MSE1022 – Special Topics in Materials Science I: Material Category Theory

This course tackles the question of understanding materials systems in general. We begin by defining a multi-scaled framework of material assemblages: first at the level of nuclide (nuclear physics), then at the level of molecule (chemistry), then upwards to the ultra-molecular.
Of the three, it is the ultra-molecular that is the least formalized and for it we look to define a framework of material information. Our starting point is the crystal physics of Nye [Nye, 1957], which offers an analytical framework for considering reversible material thermodynamics and provides a complete tensorial description of energetic inputs.
Reversible thermodynamics, however, represents only a very limited range of material behavior and different conceptual tools are needed to consider the more interesting thermodynamically irreversible material phenomena. Irreversible material dynamics unfold over a multiplicity of organizational scales and model systems are necessary for illustrating these changes. First we start with those material systems occupying the intersectionality between simplest molecular configuration and greatest extent of physical understanding.

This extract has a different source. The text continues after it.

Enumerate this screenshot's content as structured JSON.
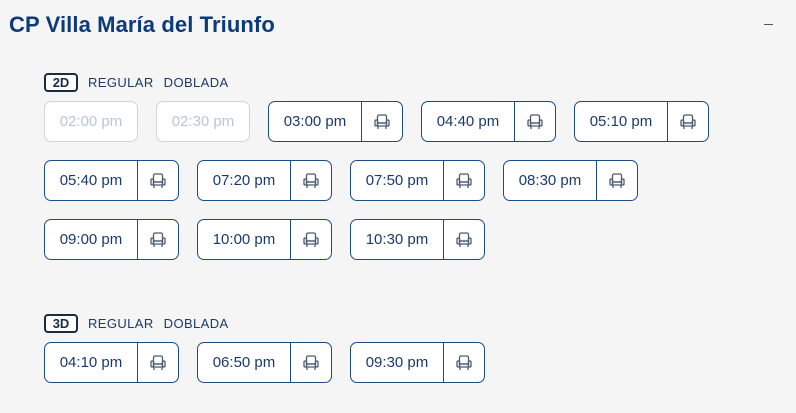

We then move on to look at the question of relative material complication in several steps. First in the hard condensed materials and then in the soft condensed materials. We look at why one type of system is more difficult to model than another. We will also address the hypothetical question of limiting material complication: what is the most complicated a material system can be? Student projects will be assigned as case studies examining more detailed aspects of these questions.